RandomDNAWalk[seq_, path_] :=
RandomDNAWalk[StringDrop[seq, 1],
Join[path, getNextTurn[StringTake[seq, 1]]]];
RandomDNAWalk["", path_] := Accumulate[path];
getNextTurn["A"] := {{1, 0}};
getNextTurn["T"] := {{-1, 0}};
getNextTurn["G"] := {{0, 1}};
getNextTurn["C"] := {{0, -1}};
ListLinePlot[
RandomDNAWalk[
StringJoin[RandomChoice[{"A", "T", "C", "G"}, 2000]], {{0, 0}}]]
#5
6
Assuming that the sequence S
has been mapped already*) to integer array then the actual computation of movements is straightforward based on rules R
:
假设序列S已经映射到整数数组,那么基于规则R,实际的运动计算是直截了当的:
R =
1 -1 0 0
0 0 1 -1
S =
1 2 3 4 3 2 4 3 2 1 1 4 3 2
T= cumsum(R(:, S), 2)
T =
1 0 0 0 0 -1 -1 -1 -2 -1 0 0 0 -1
0 0 1 0 1 1 0 1 1 1 1 0 1 1
*) You need to elaborate more on the actual sequence.

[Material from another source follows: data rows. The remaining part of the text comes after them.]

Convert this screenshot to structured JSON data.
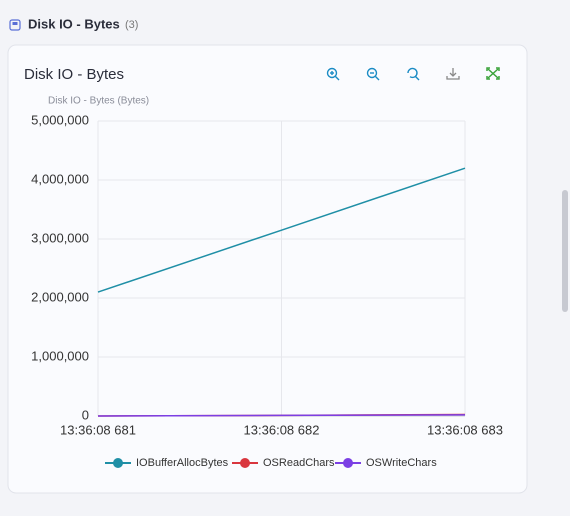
{
  "section": {
    "title": "Disk IO - Bytes",
    "count": "(3)"
  },
  "card": {
    "title": "Disk IO - Bytes"
  },
  "chart_data": {
    "type": "line",
    "title": "Disk IO - Bytes (Bytes)",
    "categories": [
      "13:36:08 681",
      "13:36:08 682",
      "13:36:08 683"
    ],
    "series": [
      {
        "name": "IOBufferAllocBytes",
        "color": "#1f8fa6",
        "values": [
          2100000,
          3150000,
          4200000
        ]
      },
      {
        "name": "OSReadChars",
        "color": "#d9363e",
        "values": [
          0,
          10000,
          25000
        ]
      },
      {
        "name": "OSWriteChars",
        "color": "#7b3fe4",
        "values": [
          0,
          10000,
          20000
        ]
      }
    ],
    "ylim": [
      0,
      5000000
    ],
    "yticks": [
      0,
      {
        "value": 1000000,
        "label": "1,000,000"
      },
      {
        "value": 2000000,
        "label": "2,000,000"
      },
      {
        "value": 3000000,
        "label": "3,000,000"
      },
      {
        "value": 4000000,
        "label": "4,000,000"
      },
      {
        "value": 5000000,
        "label": "5,000,000"
      }
    ],
    "grid": true
  }
}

Is it represented as single string, or perhaps as cell array, or something else?
Edit:
Assuming your sequence is represented as string, then you'll map it to integer sequence S
like:
*)您需要详细说明实际顺序。它表示为单个字符串,或者可能是单元格数组,还是其他什么?编辑:假设您的序列表示为字符串,那么您将它映射到整数序列S,如:
r= zeros(1, 84);
r(double("ATGC"))= [1 2 3 4];
S= r(double("ATGCGTCGTAACGT"))
And to plot it:
并绘制它:
plot([0 T(1, :)], [0 T(2, :)], linespec)
where linespec
is the desired line specification.
其中linespec是所需的行规范。
#6
0
This question seems to have been well answered already, but I thought I'd add that what you are describing has been previously published under the banner of DNA walks among a collection of numerical representation methods for DNA sequences, which are discussed in our preprint.
这个问题似乎已经得到了很好的回答,但我想我还要补充一点,你所描述的内容之前已经在DNA散步的旗帜下发表了DNA序列的数字表示方法,我们的预印本中对此进行了讨论。
It turns out that DNA walks aren't very useful in practice, yet permit intuitive visualisation. I don't have it to hand, but I'd imagine my colleague would be more than happy to provide the Matlab code used to generate the below figure.
事实证明,DNA漫游在实践中并不是非常有用,但允许直观的可视化。我没有它,但我想我的同事非常乐意提供用于生成下图的Matlab代码。